Reward the Good Soldier: A Dynamic Approach to Consumer Cost-Sharing for Prescription Drugs
Access to, and levels of spending on, prescription drugs has become an important public policy issue. Given the significant individual and population health gains that result from the appropriate use of prescription drugs, as well as the fiscal concerns pertaining to the escalation of health care expenditures, the development and implementation of patient-centered solutions that allow access to medications at an affordable cost are of critical importance.
One common strategy that healthcare purchasers employ to control pharmaceutical spending is to increase consumer cost-sharing. This trend—seen for nearly all drugs across all formulary tiers—has proceeded regardless of the clinical benefit provided by a specific drug, with cost-sharing increasing as rapidly for high-value drugs (eg, included in evidence-based guidelines) as for drugs deemed unnecessary or potentially harmful.1 As consumers are asked to pay a greater proportion of their medication expenses, cost-related nonadherence is an important and growing problem.
A robust body of peerreviewed evidence demonstrates that cost-related non-adherence exists for high-value medical services across the entire episode of clinical care, including clinician visits, diagnostic tests, and especially prescription medications.2,3,4 Nearly 1 in 5 insured adults report going without needed care due to cost.5 Sub-optimal use of evidence-based services results in poor patient-centered outcomes and, in some scenarios, higher expenditures for both the patient and the third-party payer.
An important aim of a multi-tier prescription drug formulary—largely driven by fiscal constraints—is to encourage patients to use effective, lower-cost medications. Such approaches to pharmaceutical management (eg, generic substitution and prior authorization) have been utilized for decades with varying effects on spending. A recommendation that patients are initially prescribed lower cost medication(s) is a reasonable population health strategy, given that a first-line medication will often be effective and, given the relative lower cost, will be considered high-value for that patient and for the payer. However, it is not uncommon that certain patients cannot be prescribed (eg, due to drug allergy or drug-drug interaction), or do not respond to, first-line, lower-cost medications. In these frequent clinical scenarios, an individual will require a substitute or an additional drug to achieve patient-centered clinical outcomes. In these situations, the first-line drug is no longer high-value and a clinically indicated, higher-cost alternative becomes a higher value choice. Therefore, the level of consumer cost-sharing for higher cost medication should be aligned with the clinical value—not solely the price—when lower-cost alternatives do not produce the desired patient-centered outcomes.

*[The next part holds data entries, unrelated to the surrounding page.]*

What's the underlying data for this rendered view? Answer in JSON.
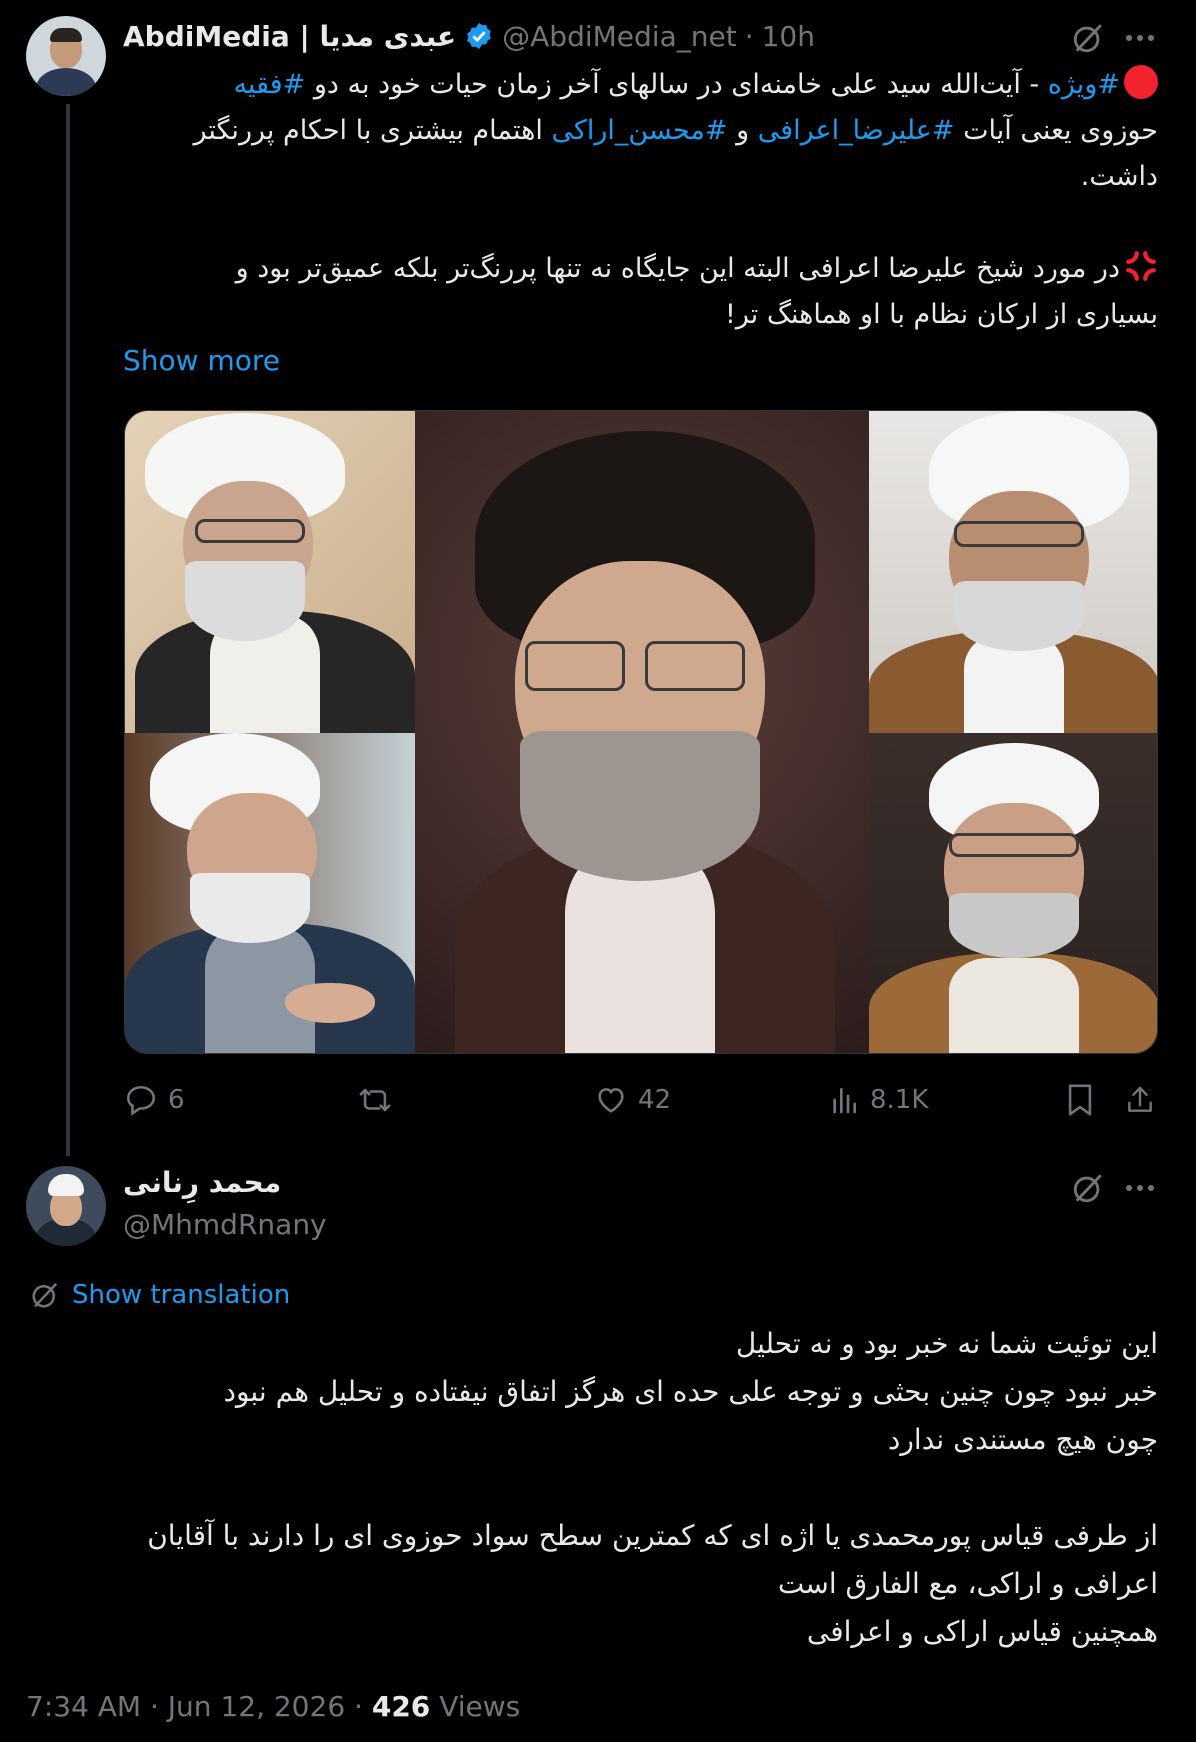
{
  "colors": {
    "background": "#000000",
    "text": "#e7e9ea",
    "muted": "#71767b",
    "accent": "#1d9bf0",
    "red": "#f4212e"
  },
  "tweet": {
    "author_name": "AbdiMedia | عبدی مدیا",
    "handle": "@AbdiMedia_net",
    "separator": "·",
    "time": "10h",
    "icons": {
      "verified": "verified-badge-icon",
      "grok": "grok-icon",
      "more": "more-icon"
    },
    "lines": [
      {
        "hashtag": "#ویژه",
        "text": " - آیت‌الله سید علی خامنه‌ای در سالهای آخر زمان حیات خود به دو ",
        "hashtag2": "#فقیه"
      },
      {
        "pre": "حوزوی یعنی آیات ",
        "hashtag": "#علیرضا_اعرافی",
        "mid": " و ",
        "hashtag2": "#محسن_اراکی",
        "post": " اهتمام بیشتری با احکام پررنگتر"
      },
      {
        "text": "داشت."
      },
      {
        "text": "در مورد شیخ علیرضا اعرافی البته این جایگاه نه تنها پررنگ‌تر بلکه عمیق‌تر بود و"
      },
      {
        "text": "بسیاری از ارکان نظام با او هماهنگ تر!"
      }
    ],
    "show_more": "Show more",
    "media_label": "Collage of five clerics",
    "stats": {
      "replies": "6",
      "retweets": "",
      "likes": "42",
      "views": "8.1K"
    }
  },
  "reply": {
    "author_name": "محمد رِنانی",
    "handle": "@MhmdRnany",
    "show_translation": "Show translation",
    "lines": [
      "این توئیت شما نه خبر بود و نه تحلیل",
      "خبر نبود چون چنین بحثی و توجه علی حده ای هرگز اتفاق نیفتاده و تحلیل هم نبود",
      "چون هیچ مستندی ندارد",
      "از طرفی قیاس پورمحمدی یا اژه ای که کمترین سطح سواد حوزوی ای را دارند با آقایان",
      "اعرافی و اراکی، مع الفارق است",
      "همچنین قیاس اراکی و اعرافی"
    ],
    "timestamp": "7:34 AM · Jun 12, 2026 · ",
    "views_count": "426",
    "views_label": " Views"
  }
}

The concept of aligning patients’ out-of-pocket costs—such as copayments, co-insurance, and deductibles—with the value of healthcare services is the basic premise of Value-Based Insurance Design (VBID).6 This approach to designing benefit plans recognizes that specific health services have different levels of value. Thus, VBID programs are designed with the tenets of "clinical nuance" in mind, which recognize that 1) medical services differ in the amount of health produced, and 2) the clinical benefit derived from a specific service depends on the consumer using it, as well as when, where, and by whom the service is provided. VBID takes into account that the same pharmaceutical agent can be both high value and low value depending on patient demographics, the disease treated, or the stage of a specific clinical condition.
The ongoing transformation to "precision" preventive care, diagnostics, and therapies provides a clear impetus to include clinical nuance in setting prescription drug cost-sharing levels. To keep pace with the rapid movement toward targeted clinical interventions, the existing "static" drug cost-sharing structure should evolve to a more "dynamic" configuration. Such a transition to a more nuanced approach is supported by several factors, including: 1) an increasing number of evidence-based protocols recommending specific genetic markers, companion diagnostics, or patient-specific factors; and 2) the natural history of many chronic conditions often necessitates the use of multiple evidence-based therapies to achieve desired clinical outcomes. Clinical scenarios often require a patient to take multiple drugs simultaneously and/or cycle through multiple drugs to effectively treat a specific condition.